The evidence as to prosecutrix' drinking was evidently in rebuttal of her testimony on cross-examination that she had not been drinking that night, and had had nothing to drink since her illness two years before the trial. She also testified on cross-examination she didn't see Fred Thomas on Saturday night after she left home.

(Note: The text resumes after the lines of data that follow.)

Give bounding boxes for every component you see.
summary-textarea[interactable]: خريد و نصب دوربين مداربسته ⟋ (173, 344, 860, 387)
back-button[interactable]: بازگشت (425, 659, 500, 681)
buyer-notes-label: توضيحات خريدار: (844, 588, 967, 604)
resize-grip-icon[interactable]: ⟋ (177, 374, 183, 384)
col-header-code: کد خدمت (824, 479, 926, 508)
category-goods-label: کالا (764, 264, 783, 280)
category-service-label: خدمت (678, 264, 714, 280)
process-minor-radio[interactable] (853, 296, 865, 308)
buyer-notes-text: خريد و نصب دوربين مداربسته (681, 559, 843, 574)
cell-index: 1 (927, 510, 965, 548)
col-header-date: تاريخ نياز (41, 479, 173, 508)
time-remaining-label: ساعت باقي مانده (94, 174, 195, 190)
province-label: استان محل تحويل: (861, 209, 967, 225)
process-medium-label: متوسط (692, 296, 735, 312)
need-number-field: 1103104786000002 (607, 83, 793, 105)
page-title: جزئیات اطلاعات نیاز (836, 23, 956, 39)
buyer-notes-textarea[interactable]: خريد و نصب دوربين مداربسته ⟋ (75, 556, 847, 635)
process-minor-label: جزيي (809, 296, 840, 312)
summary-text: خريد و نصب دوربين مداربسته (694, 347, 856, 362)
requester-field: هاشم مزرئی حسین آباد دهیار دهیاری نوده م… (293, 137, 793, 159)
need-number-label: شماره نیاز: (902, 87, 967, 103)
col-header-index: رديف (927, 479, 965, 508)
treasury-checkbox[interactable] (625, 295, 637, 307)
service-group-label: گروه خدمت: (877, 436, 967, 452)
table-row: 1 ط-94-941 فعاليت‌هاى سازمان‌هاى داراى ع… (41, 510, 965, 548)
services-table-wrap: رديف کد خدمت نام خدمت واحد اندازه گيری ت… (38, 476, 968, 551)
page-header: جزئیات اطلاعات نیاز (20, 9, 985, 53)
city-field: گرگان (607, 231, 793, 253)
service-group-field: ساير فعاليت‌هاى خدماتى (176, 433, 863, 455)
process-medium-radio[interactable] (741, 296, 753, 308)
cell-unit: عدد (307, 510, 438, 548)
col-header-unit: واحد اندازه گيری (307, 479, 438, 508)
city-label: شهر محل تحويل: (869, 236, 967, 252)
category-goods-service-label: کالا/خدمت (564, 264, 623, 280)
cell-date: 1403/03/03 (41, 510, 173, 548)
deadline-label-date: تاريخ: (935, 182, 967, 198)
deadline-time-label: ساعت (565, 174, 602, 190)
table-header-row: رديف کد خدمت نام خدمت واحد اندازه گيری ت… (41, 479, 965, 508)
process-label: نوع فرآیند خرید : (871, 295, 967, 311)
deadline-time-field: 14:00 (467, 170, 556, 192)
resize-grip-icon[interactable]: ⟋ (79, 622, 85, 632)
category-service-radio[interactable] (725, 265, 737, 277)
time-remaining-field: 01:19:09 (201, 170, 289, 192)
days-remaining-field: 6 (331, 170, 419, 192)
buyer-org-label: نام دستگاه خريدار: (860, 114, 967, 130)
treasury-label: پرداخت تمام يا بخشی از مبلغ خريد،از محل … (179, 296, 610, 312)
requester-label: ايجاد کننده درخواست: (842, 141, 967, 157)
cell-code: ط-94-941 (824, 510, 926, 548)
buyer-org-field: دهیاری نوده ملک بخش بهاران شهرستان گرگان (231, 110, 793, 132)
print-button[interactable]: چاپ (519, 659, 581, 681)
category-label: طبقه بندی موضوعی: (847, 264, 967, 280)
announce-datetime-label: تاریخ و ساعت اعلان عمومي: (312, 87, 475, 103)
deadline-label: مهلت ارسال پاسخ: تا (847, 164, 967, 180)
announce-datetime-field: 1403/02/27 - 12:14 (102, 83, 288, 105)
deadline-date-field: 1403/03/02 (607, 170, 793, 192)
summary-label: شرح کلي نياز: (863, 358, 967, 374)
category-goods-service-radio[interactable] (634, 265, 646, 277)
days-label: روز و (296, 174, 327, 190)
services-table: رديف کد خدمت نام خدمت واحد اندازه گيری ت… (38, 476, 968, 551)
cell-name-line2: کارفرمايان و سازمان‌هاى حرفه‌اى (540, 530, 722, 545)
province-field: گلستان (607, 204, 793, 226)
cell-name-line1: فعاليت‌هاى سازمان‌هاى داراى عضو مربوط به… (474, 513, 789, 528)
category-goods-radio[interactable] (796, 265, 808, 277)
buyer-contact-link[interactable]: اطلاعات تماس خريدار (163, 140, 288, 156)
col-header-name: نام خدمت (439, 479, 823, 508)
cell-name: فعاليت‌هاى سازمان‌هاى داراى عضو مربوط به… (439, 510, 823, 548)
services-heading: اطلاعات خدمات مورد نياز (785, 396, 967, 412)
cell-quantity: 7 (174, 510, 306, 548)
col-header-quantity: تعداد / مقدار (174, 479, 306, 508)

A motion for a new trial on the ground of newly discovered evidence is addressed largely to the trial court's sound discretion. Welch v. State, 28 Ala.App. 273, 183 So. 879, certiorari denied 236 Ala. 577, 183 So. 886. Newly discovered evidence to warrant a new trial must be undiscoverable with reasonable diligence before the trial; must be such as would probably produce a different result on a retrial of the case; must be material to the issue; must not be merely impeaching or cumulative. Folmar v. State, 22 Ala.App. 317, 116 So. 110. The defendant not only has failed to bring himself within the rule by showing diligence in procuring the evidence for the trial, but the evidence itself is merely in impeachment of prosecutrix and would probably not have changed the result of the trial. The trial court did not abuse its discretion in denying the motion.

The judgment appealed from is affirmed.